Driving diary lesson #2

Hello,
So today I had my second driving lesson, I booked a two hour lessons because I feel its better to have more time in the care when you are learning. We went over everything that I learnt last week to make sure that I remembered, I may have forgot a tiny bit but he said its normal to forget at first. Today I was shown when to use your signals and how to reveres in a straight line, now that might seem like the simplest thing to do ever but I tell you know that when you are in the car doing it then it seems like the most difficult thing you will ever do. I wont lie to you, I don't have good clutch control, which is basically where you use the clutch to reverse slowly, for some reason I go a bit to fast doing this but I'm sure I will get the hang of it.

The other thing I did today was so scary, my instructor thought I was ready to tackle the round about, it wasn't a busy one but its still on the main road and I was in charge which for me was terrifying. Its weird being in control of the car going at more than 10 miles an hour, and I was going at about 29 miles which seemed so fast, I don't know why because I'm used to being in my mum and dads cars going about 70 miles on the motorway but I think it just felt weird at first because I was in charge.

I was really pleased with how I coped as I do get anxious about doing things like this, so the thought of me starting to drive and getting taught by a complete stranger was petrifying, but I've realised that you just have to do what scares you or you'll just keep plodding along and I want to go somewhere in life, metaphorically speaking in the sense that I don't want to be held back because I'm to scared.
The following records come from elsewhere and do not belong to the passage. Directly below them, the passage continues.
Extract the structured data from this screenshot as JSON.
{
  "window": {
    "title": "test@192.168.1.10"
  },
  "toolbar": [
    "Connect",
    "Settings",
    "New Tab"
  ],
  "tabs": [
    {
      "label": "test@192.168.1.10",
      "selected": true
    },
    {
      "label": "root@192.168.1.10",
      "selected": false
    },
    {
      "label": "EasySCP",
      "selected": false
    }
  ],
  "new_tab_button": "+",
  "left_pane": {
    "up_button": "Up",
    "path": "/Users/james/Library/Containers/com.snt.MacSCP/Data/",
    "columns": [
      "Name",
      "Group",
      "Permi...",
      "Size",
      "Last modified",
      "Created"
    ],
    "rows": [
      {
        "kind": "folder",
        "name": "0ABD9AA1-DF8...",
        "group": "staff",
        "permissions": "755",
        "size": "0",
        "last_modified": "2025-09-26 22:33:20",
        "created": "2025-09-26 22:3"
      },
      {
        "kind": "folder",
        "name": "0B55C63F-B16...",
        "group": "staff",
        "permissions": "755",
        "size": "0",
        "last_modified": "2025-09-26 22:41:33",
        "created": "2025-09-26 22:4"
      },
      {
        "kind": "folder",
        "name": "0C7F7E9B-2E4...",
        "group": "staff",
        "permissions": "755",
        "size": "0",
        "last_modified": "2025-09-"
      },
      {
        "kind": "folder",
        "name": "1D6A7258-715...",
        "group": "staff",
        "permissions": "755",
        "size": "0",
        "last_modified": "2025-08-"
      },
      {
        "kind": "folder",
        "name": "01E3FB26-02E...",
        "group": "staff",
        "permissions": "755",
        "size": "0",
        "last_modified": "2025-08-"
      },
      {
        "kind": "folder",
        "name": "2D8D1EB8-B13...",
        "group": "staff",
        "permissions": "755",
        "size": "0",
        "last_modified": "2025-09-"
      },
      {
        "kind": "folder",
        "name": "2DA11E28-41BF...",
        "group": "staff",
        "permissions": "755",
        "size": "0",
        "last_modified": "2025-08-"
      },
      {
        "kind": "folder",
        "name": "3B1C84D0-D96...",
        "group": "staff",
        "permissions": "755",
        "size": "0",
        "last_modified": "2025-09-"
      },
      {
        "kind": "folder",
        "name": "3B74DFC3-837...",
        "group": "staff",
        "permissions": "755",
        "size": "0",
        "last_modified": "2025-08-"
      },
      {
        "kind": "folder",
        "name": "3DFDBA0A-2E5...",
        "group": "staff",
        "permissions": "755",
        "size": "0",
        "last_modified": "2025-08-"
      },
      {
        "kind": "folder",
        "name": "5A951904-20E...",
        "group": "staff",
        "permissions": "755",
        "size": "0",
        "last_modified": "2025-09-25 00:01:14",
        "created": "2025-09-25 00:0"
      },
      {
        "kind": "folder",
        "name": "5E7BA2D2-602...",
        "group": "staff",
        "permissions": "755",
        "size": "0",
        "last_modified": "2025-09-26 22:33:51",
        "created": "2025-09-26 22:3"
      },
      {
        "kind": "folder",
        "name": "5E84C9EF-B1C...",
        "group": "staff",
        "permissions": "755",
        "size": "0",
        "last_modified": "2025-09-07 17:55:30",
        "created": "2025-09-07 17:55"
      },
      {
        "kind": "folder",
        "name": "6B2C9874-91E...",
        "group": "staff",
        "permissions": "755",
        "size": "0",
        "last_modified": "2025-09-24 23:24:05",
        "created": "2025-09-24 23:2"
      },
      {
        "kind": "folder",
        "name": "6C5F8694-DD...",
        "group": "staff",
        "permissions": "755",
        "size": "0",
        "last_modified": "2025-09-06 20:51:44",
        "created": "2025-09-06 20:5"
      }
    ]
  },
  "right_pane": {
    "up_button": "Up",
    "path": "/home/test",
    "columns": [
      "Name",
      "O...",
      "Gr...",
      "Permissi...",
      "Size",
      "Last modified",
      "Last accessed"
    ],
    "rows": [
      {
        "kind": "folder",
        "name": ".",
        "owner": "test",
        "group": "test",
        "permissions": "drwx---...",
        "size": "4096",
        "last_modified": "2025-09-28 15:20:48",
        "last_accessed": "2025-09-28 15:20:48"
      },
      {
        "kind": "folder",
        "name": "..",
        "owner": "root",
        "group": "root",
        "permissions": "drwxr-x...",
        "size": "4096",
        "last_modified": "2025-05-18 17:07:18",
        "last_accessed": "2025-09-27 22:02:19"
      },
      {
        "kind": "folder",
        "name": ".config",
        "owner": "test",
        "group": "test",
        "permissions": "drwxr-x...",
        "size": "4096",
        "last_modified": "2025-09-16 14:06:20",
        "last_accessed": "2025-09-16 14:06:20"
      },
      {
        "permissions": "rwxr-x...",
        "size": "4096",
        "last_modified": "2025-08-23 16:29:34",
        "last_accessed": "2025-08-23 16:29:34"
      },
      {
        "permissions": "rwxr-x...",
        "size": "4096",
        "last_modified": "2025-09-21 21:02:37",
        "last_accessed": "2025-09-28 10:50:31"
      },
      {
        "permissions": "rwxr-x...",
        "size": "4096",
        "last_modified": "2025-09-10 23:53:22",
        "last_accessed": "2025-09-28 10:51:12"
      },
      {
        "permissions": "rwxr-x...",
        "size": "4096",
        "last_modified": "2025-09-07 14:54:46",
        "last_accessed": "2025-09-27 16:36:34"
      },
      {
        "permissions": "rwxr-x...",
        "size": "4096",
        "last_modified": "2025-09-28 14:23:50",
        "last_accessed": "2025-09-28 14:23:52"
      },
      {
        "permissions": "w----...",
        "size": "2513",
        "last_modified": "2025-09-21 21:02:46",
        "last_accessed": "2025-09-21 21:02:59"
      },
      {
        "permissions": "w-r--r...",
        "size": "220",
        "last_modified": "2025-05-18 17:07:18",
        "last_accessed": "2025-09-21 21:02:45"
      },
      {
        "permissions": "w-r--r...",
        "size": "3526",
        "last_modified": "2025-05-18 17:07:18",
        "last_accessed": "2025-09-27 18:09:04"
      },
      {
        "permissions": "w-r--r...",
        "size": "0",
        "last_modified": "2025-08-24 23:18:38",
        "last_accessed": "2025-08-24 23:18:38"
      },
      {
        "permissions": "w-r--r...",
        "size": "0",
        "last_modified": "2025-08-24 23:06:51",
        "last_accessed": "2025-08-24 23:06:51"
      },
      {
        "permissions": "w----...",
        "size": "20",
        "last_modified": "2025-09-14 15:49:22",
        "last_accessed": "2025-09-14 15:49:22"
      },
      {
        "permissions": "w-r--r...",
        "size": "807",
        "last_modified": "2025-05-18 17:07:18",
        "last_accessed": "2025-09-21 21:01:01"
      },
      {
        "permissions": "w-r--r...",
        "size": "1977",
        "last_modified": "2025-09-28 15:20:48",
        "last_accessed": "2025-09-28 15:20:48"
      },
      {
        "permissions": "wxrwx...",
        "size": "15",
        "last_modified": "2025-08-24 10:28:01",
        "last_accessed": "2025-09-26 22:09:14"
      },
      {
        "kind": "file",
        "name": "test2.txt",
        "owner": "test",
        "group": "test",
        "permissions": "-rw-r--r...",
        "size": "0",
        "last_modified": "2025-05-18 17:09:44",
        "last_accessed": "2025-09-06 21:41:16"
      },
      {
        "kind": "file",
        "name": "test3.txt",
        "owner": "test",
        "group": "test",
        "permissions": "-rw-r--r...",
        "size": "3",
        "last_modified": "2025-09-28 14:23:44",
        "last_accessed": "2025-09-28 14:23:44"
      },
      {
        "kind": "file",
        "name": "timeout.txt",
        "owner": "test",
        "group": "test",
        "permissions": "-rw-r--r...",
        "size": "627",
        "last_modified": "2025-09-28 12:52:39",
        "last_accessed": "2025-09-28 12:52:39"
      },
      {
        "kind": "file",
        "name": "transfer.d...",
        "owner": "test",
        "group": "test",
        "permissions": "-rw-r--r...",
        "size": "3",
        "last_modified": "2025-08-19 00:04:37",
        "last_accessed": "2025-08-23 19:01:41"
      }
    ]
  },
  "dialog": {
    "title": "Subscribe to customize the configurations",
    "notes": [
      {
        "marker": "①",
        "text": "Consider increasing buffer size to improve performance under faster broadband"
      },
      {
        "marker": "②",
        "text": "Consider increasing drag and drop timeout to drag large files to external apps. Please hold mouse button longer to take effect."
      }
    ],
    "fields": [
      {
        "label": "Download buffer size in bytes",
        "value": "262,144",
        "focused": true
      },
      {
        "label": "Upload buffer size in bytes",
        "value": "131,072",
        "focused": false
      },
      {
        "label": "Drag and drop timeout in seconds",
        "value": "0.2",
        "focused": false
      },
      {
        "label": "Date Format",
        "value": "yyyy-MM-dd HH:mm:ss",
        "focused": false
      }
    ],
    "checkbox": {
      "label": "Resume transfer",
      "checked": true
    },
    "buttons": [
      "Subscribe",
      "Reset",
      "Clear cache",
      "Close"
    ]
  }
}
Driving for me is like saying goodbye to being a teenager and meeting adulthood, sorry to have gone of topic but this year I have done so much on my own, without having my parents to tell me what they think is best, and grown into my own person more, if that makes sense. I've always been to scared to do new things because I get scared about my family thinking its a bad decisions but now I just don't care, I'm my own person and I have to do things that will help me get where I want to be in the future and that means taking control of my life and doing what I feel is right instead of looking for direction and approval from others.

I cant wait for my next lesson, which is on Tuesday. Oh and I also did a 3 point turn today which did involve me driving my instructors car into the bush but he wasn't to bothered, whoops!.